Le logement, pour reprendre cet exemple, est aujourd'hui un marché. Pour les libéraux, la catastrophe guette car un droit opposable au logement reviendrait à permettre à toute personne dépourvue d'un logement d'en occuper un, même si elle se trouve dans l'incapacité d'en payer le prix de marché. La charge du logement serait alors transférée sur les contribuables, comme tout financement de droits opposables.
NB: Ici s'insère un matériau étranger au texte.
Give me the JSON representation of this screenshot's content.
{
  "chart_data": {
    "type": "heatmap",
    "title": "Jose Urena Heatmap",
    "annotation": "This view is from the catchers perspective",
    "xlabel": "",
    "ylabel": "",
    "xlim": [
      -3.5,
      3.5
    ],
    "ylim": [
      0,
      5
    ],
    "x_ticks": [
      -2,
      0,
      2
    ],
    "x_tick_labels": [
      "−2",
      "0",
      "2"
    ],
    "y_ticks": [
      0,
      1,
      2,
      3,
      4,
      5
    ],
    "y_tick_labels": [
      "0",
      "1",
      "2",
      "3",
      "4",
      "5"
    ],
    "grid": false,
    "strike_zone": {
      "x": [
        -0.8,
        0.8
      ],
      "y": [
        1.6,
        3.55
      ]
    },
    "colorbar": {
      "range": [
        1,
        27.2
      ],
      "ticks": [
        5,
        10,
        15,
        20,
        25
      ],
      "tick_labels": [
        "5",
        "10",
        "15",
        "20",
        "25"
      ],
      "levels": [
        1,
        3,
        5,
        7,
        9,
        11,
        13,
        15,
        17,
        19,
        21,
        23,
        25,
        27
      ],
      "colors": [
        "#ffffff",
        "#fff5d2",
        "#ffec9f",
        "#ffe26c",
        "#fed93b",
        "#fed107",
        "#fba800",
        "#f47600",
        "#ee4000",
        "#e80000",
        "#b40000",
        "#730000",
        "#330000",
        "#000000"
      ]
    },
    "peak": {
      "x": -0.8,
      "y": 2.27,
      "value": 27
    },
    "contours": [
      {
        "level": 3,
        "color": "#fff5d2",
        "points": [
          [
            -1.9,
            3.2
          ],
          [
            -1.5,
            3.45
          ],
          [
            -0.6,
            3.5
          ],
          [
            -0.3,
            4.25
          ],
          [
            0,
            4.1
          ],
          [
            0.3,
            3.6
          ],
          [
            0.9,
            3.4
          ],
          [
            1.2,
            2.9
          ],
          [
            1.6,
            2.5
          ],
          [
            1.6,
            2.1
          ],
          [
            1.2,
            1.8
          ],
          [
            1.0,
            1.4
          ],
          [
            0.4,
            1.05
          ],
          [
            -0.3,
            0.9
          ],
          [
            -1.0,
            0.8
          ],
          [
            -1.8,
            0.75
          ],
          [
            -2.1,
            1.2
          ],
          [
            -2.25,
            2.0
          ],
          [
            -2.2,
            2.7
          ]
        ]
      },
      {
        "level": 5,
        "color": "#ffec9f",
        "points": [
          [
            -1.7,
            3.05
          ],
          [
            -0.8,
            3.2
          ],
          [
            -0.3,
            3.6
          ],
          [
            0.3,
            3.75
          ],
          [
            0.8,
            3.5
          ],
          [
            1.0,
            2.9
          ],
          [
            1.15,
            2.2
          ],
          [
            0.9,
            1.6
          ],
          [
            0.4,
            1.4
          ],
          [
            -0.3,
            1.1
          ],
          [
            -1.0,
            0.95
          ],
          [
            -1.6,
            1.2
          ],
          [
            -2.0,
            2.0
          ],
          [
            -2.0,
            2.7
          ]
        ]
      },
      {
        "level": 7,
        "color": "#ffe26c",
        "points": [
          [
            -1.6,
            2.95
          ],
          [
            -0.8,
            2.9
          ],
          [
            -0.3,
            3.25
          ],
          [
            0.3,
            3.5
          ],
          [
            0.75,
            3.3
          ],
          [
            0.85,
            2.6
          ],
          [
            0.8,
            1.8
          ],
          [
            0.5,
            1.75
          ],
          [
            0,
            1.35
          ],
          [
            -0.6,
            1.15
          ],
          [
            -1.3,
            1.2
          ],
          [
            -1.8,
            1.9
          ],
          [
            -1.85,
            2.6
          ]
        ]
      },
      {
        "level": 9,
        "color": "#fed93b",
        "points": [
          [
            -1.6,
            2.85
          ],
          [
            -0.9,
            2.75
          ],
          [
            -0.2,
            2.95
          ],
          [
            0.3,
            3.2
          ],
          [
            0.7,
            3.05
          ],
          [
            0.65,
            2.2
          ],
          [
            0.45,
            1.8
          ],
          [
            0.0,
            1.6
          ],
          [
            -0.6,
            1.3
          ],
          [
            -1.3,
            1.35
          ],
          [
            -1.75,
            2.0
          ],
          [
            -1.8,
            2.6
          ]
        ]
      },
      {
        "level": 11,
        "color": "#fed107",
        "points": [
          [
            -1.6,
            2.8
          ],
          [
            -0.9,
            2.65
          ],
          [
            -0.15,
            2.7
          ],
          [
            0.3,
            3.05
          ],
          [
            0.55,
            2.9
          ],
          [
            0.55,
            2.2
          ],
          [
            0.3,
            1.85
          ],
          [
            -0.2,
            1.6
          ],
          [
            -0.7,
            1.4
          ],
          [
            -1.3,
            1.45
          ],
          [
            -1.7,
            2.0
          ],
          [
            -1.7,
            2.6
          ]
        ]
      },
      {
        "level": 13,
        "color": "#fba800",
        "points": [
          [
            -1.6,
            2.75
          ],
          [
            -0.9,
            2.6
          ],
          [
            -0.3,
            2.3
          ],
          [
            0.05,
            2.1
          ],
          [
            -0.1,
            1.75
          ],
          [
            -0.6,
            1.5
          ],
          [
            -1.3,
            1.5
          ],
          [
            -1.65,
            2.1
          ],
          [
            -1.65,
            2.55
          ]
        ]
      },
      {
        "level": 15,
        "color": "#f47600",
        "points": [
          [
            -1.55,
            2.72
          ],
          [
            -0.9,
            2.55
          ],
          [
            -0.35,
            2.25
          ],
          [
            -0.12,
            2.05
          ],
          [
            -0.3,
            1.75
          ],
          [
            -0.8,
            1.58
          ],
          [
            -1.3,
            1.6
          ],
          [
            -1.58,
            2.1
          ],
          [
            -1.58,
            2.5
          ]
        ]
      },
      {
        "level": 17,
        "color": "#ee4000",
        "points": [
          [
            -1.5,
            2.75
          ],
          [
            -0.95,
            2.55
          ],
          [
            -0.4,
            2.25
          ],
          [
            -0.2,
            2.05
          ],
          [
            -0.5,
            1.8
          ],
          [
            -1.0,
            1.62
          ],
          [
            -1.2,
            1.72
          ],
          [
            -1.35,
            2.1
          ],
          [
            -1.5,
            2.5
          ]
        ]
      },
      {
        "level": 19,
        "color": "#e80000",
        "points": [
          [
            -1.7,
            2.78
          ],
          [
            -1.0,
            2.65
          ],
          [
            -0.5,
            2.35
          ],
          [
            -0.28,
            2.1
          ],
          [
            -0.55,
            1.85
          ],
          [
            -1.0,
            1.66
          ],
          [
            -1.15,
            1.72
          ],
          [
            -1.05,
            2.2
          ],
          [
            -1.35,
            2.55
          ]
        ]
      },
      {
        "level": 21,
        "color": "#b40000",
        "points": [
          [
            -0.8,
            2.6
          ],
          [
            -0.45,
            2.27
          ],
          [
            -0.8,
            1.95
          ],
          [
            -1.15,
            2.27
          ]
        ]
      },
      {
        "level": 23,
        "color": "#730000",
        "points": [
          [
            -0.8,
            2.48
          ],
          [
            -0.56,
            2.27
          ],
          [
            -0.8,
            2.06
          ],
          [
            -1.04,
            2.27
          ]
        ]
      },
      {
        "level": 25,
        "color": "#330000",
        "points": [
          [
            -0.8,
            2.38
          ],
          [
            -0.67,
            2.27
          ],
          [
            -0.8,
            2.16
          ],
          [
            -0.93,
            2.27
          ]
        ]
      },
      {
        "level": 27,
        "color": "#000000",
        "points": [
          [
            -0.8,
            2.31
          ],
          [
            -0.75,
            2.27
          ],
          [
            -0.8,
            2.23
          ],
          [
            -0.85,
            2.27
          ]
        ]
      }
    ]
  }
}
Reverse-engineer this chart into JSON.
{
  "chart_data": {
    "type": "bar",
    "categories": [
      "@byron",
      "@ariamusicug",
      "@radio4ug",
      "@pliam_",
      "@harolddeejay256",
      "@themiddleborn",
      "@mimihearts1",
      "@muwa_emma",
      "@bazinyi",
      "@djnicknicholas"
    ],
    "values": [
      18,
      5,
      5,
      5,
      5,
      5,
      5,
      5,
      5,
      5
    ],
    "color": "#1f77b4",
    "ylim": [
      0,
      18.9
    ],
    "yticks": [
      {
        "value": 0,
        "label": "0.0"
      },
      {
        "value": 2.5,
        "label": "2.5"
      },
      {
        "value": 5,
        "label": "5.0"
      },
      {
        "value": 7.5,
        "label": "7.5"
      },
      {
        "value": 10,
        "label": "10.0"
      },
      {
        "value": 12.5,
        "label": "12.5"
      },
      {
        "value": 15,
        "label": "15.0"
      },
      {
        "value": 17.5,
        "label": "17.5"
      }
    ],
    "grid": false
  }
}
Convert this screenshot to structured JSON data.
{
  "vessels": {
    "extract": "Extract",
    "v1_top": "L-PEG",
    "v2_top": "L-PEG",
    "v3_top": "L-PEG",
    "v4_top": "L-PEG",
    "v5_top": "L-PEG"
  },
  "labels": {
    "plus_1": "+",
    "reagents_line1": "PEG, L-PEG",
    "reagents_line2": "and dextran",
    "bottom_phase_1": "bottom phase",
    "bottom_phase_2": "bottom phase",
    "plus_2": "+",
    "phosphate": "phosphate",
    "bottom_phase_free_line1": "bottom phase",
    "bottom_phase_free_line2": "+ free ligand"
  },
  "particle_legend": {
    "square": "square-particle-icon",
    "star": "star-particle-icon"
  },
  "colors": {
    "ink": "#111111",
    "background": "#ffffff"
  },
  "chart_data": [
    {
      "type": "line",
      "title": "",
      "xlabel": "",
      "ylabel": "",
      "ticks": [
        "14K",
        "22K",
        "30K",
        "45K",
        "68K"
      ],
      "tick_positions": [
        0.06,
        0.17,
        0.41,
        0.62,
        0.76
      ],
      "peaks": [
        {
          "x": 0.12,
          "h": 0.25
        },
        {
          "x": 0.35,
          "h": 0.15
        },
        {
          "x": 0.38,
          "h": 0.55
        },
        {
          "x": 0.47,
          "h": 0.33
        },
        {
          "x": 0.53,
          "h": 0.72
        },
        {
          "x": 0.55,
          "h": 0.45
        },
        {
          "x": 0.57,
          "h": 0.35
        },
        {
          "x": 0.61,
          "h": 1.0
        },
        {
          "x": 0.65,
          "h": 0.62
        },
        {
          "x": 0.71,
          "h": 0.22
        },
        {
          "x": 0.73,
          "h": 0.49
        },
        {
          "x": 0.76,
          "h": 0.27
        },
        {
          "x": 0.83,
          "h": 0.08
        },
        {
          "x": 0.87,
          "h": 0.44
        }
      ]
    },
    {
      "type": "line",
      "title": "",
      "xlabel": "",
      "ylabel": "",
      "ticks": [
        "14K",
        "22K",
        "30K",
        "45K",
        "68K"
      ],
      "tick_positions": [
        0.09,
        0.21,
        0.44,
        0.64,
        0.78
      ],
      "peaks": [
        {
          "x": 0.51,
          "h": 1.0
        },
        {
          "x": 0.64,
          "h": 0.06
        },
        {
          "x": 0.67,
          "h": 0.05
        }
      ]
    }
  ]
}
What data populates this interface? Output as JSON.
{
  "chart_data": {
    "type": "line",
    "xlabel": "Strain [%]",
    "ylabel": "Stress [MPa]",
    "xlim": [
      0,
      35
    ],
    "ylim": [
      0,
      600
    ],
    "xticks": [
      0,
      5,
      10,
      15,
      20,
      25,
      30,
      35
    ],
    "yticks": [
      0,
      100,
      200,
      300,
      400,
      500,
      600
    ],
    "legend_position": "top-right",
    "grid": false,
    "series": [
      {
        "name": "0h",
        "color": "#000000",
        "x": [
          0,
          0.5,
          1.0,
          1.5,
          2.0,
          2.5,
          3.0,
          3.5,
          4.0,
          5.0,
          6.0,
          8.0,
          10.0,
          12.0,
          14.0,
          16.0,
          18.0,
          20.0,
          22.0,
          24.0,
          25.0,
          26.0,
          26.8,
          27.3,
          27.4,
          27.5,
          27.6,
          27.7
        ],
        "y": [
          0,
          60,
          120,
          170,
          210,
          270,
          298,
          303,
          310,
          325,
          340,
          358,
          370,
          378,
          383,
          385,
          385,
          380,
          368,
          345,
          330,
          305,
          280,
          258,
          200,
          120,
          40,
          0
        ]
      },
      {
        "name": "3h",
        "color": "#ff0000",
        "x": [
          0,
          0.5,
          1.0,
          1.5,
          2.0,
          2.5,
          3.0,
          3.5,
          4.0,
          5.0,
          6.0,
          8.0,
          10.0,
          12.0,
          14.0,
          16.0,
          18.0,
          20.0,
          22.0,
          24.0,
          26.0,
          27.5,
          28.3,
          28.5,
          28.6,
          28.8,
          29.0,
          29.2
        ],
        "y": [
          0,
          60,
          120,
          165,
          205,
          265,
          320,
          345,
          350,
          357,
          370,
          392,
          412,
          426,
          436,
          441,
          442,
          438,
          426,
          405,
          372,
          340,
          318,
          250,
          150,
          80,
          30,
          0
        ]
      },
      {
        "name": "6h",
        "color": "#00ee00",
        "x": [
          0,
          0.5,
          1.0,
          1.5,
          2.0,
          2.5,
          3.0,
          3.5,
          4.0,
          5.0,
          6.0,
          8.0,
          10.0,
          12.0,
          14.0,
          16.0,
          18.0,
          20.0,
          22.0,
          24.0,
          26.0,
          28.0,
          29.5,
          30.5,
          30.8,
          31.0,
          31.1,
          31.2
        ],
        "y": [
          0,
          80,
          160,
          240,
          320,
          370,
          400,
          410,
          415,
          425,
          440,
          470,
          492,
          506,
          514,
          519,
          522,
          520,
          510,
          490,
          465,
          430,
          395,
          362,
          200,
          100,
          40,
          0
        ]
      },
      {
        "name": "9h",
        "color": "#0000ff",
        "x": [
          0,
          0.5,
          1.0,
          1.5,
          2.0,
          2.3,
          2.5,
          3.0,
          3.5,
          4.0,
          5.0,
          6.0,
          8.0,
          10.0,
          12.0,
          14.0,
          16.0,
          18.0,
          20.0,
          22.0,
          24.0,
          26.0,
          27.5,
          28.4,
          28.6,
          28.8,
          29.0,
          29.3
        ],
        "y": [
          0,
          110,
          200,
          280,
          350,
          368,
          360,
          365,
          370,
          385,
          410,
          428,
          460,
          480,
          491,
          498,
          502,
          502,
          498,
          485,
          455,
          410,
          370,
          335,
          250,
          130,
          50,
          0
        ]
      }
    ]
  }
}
Toute tentative de faire appliquer le droit au logement ne pourrait donc qu'encourager la construction massive de logements sociaux par la puissance publique, augmentant les dépenses sociales de la nation et provoquant une concurrence déloyale avec le secteur privé. Le logement social, en outre, en proposant des loyers inférieurs à ceux résultant de la confrontation de l'offre et de la demande sur un marché " libre ", engendrera mécaniquement une baisse du prix des loyers dans le secteur privé. Horreur ! La sphère publique dominera la sphère privée.
C'est certainement sur le terrain des droits opposables que la campagne électorale qui débute sera la plus intéressante. Car le droit opposable condense à lui seul toute la question libérale. Il pose d'abord le problème de la finalité de l'économie. Avec des droits opposables qu'il faut financer, l'économie est remise à sa place qui est de produire des richesses permettant de répondre aux besoins de la population. On produira biens et services pour permettre l'application du droit au logement, aux soins, à l'éducation, etc. C'est l'orientation générale de l'économie qui est changée, les activités productives seront par nature économes en énergie et en pollutions.
Ensuite, l'autre mérite du droit opposable est d'entrer dans le détail. Nulle vague promesse électorale n'est possible. Il faut être concret et débattre des moyens de réaliser le droit. C'est le retour de la politique contre la marche au hasard de l'économie de casino.
Cette perspective a été esquissée dans la Charte antilibérale et dans le Manifeste d'Attac. Il faut maintenant lui donner l'ampleur et le souffle requis par la situation ».